On the persuasion of vaccines on biblical and spiritual grounds: You have to understand that what is happening in these churches is that the pastors are under enormous pressure. They have already been surprised in the sense that their congregation is more radicalized than they are; polls show that the majority of evangelical pastors are in favor of vaccines. But they find that if they come up and talk really loud about this Sunday morning, Monday morning, they get a series of angry emails from people who have been listening to Tucker Carlson seven days a week. You talk to many evangelical pastors, they are on a fine line in realizing that they cannot go too far in the direction of masks or vaccines, even if they personally believe that is the right thing to do, for fear of backlash.

We are trying to spread that message and not put the whole burden on a local Christian pastor. If someone is going to be angry, they will be angry with me, they will not be angry with a pastor. But because these are short videos that can be shared, they can be injected where I think a lot of this battle is being fought. There is not going to be a fight on Sunday morning, because again, pastors will be too disincentive to preach on this. There is fighting on social media and on social media, between someone in the church who is willing to share information about the vaccine that counteracts the mark of the scary beast or that there is a tracking chip, or this is a form of government control, and so on. It’s the extreme anti-vaccines that really get a lot of hype, but I think there is a large percentage of evangelicals that can still move, and they are increasingly mobile, because of what they are seeing with Delta and the rising rates. .
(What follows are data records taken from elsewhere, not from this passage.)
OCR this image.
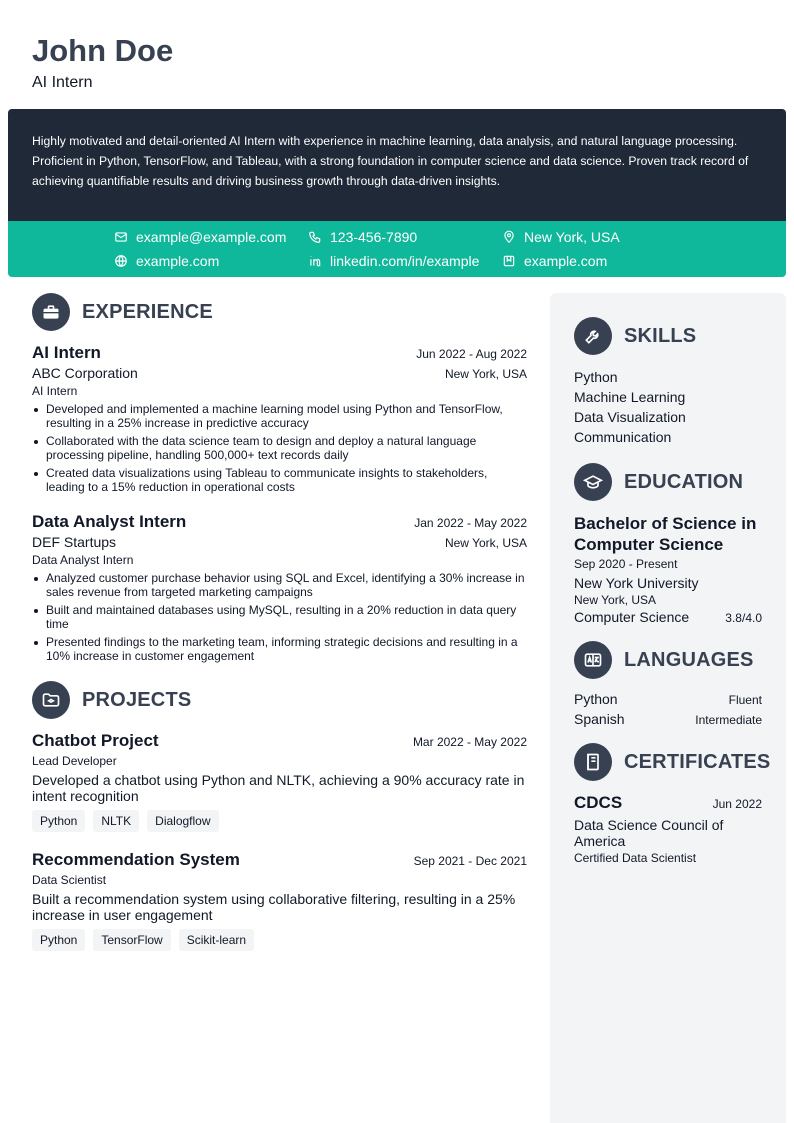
John Doe
AI Intern

Highly motivated and detail-oriented AI Intern with experience in machine learning, data analysis, and natural language processing. Proficient in Python, TensorFlow, and Tableau, with a strong foundation in computer science and data science. Proven track record of achieving quantifiable results and driving business growth through data-driven insights.

example@example.com	123-456-7890	New York, USA
example.com	linkedin.com/in/example	example.com
EXPERIENCE
AI Intern	Jun 2022 - Aug 2022
ABC Corporation	New York, USA
AI Intern
Developed and implemented a machine learning model using Python and TensorFlow, resulting in a 25% increase in predictive accuracy
Collaborated with the data science team to design and deploy a natural language processing pipeline, handling 500,000+ text records daily
Created data visualizations using Tableau to communicate insights to stakeholders, leading to a 15% reduction in operational costs
Data Analyst Intern	Jan 2022 - May 2022
DEF Startups	New York, USA
Data Analyst Intern
Analyzed customer purchase behavior using SQL and Excel, identifying a 30% increase in sales revenue from targeted marketing campaigns
Built and maintained databases using MySQL, resulting in a 20% reduction in data query time
Presented findings to the marketing team, informing strategic decisions and resulting in a 10% increase in customer engagement
PROJECTS
Chatbot Project	Mar 2022 - May 2022
Lead Developer
Developed a chatbot using Python and NLTK, achieving a 90% accuracy rate in intent recognition
Python	NLTK	Dialogflow
Recommendation System	Sep 2021 - Dec 2021
Data Scientist
Built a recommendation system using collaborative filtering, resulting in a 25% increase in user engagement
Python	TensorFlow	Scikit-learn
SKILLS
Python
Machine Learning
Data Visualization
Communication
EDUCATION
Bachelor of Science in Computer Science
Sep 2020 - Present
New York University
New York, USA
Computer Science	3.8/4.0
LANGUAGES
Python	Fluent
Spanish	Intermediate
CERTIFICATES
CDCS	Jun 2022
Data Science Council of America
Certified Data Scientist
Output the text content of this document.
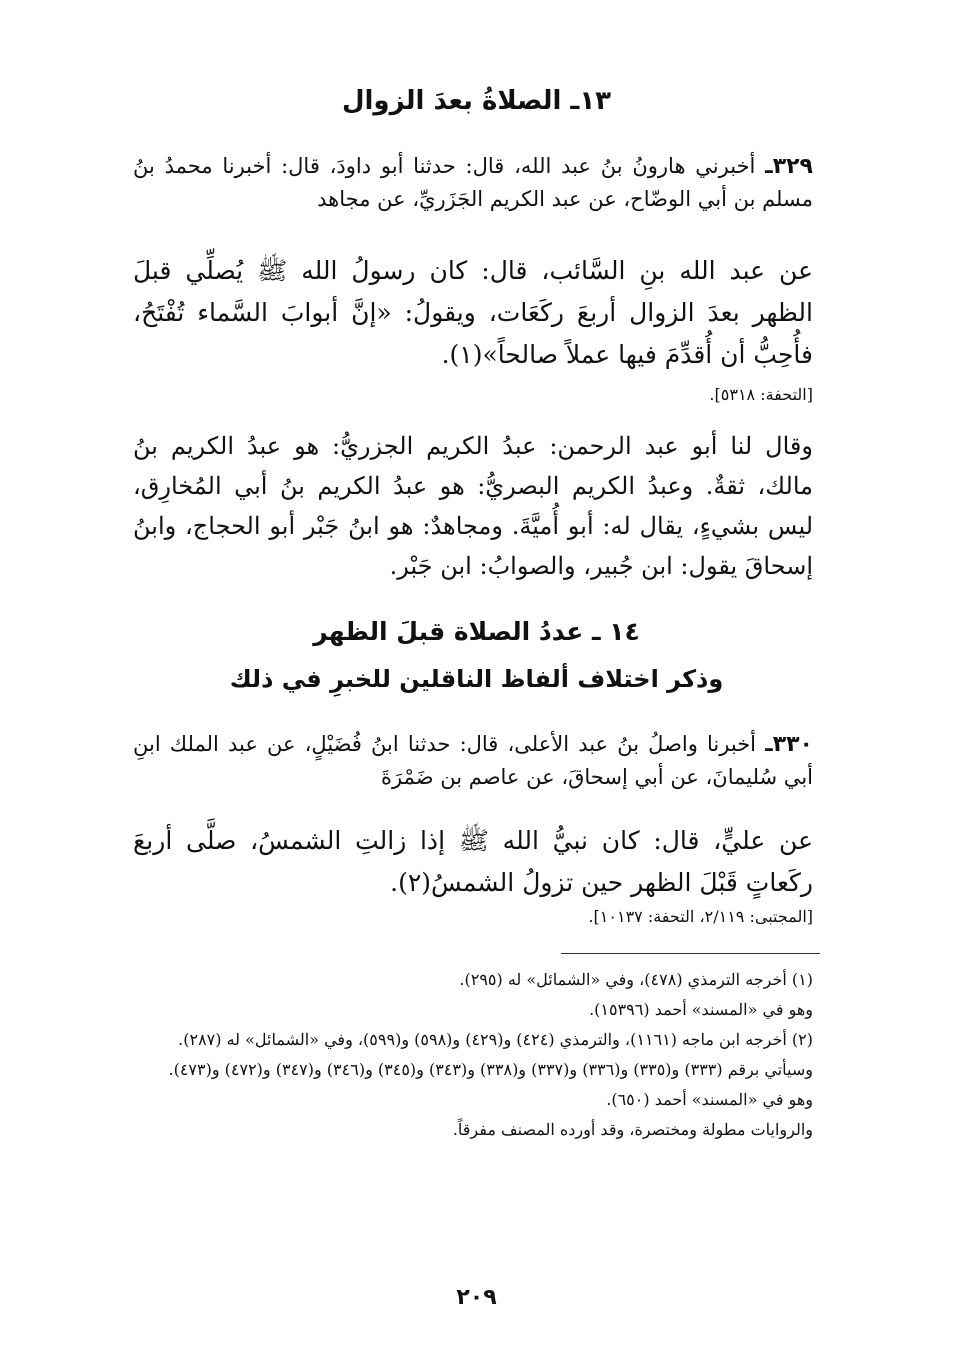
١٣ـ الصلاةُ بعدَ الزوال
٣٢٩ـ أخبرني هارونُ بنُ عبد الله، قال: حدثنا أبو داودَ، قال: أخبرنا محمدُ بنُ مسلم بن أبي الوضّاح، عن عبد الكريم الجَزَريِّ، عن مجاهد
عن عبد الله بنِ السَّائب، قال: كان رسولُ الله ﷺ يُصلِّي قبلَ الظهر بعدَ الزوال أربعَ ركَعَات، ويقولُ: «إنَّ أبوابَ السَّماء تُفْتَحُ، فأُحِبُّ أن أُقدِّمَ فيها عملاً صالحاً»(١).
[التحفة: ٥٣١٨].
وقال لنا أبو عبد الرحمن: عبدُ الكريم الجزريُّ: هو عبدُ الكريم بنُ مالك، ثقةٌ. وعبدُ الكريم البصريُّ: هو عبدُ الكريم بنُ أبي المُخارِق، ليس بشيءٍ، يقال له: أبو أُميَّةَ. ومجاهدٌ: هو ابنُ جَبْر أبو الحجاج، وابنُ إسحاقَ يقول: ابن جُبير، والصوابُ: ابن جَبْر.
١٤ ـ عددُ الصلاة قبلَ الظهر
وذكر اختلاف ألفاظ الناقلين للخبرِ في ذلك
٣٣٠ـ أخبرنا واصلُ بنُ عبد الأعلى، قال: حدثنا ابنُ فُضَيْلٍ، عن عبد الملك ابنِ أبي سُليمانَ، عن أبي إسحاقَ، عن عاصم بن ضَمْرَةَ
عن عليٍّ، قال: كان نبيُّ الله ﷺ إذا زالتِ الشمسُ، صلَّى أربعَ ركَعاتٍ قَبْلَ الظهر حين تزولُ الشمسُ(٢).
[المجتبى: ٢/١١٩، التحفة: ١٠١٣٧].
(١) أخرجه الترمذي (٤٧٨)، وفي «الشمائل» له (٢٩٥).
وهو في «المسند» أحمد (١٥٣٩٦).
(٢) أخرجه ابن ماجه (١١٦١)، والترمذي (٤٢٤) و(٤٢٩) و(٥٩٨) و(٥٩٩)، وفي «الشمائل» له (٢٨٧).
وسيأتي برقم (٣٣٣) و(٣٣٥) و(٣٣٦) و(٣٣٧) و(٣٣٨) و(٣٤٣) و(٣٤٥) و(٣٤٦) و(٣٤٧) و(٤٧٢) و(٤٧٣).
وهو في «المسند» أحمد (٦٥٠).
والروايات مطولة ومختصرة، وقد أورده المصنف مفرقاً.
٢٠٩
On coercion tactics to convince the unvaccinated: I understand that people are frustrated, that they are losing their patience, that they just want to do things by mandate and stop trying to persuade these people. I think it’s myopic, for a couple of reasons. One, if you just resort to sheer coercion, you just confirm the narrative that they’re trying to get us, that they’re shoving things down our throats. It’s just laying the groundwork for a deepening divide. The second reason is that you must realize that we are still in the first or second entry in the reach of vaccines globally. You must realize that parts of Africa and Asia are heavily influenced by Christian culture. A country like Uganda is like 90 percent Christian. Those churches, those places in Africa, actually take their cultural cues largely from American evangelicals, especially leading white evangelical voices. So America, unfortunately, through evangelical culture, is exporting its vacillation vacillation. Many of the same conspiracy theories, doubts and fears that we have been wrestling with here, we are definitely seeing emerge and replicate in the rest of the world. Changing American culture is not just about getting more American evangelicals vaccinated, it will be critical to getting the rest of the world vaccinated. And ultimately, for all of us, if we don’t vaccinate everyone, we are all at risk.

On the next phase of the pandemic: What will be really important for Christians is to convey to other Christians that it is okay to change your mind. The Christian virtues of grace and acceptance will be paramount here because people will resist even more if they think that by changing their minds they will be ashamed.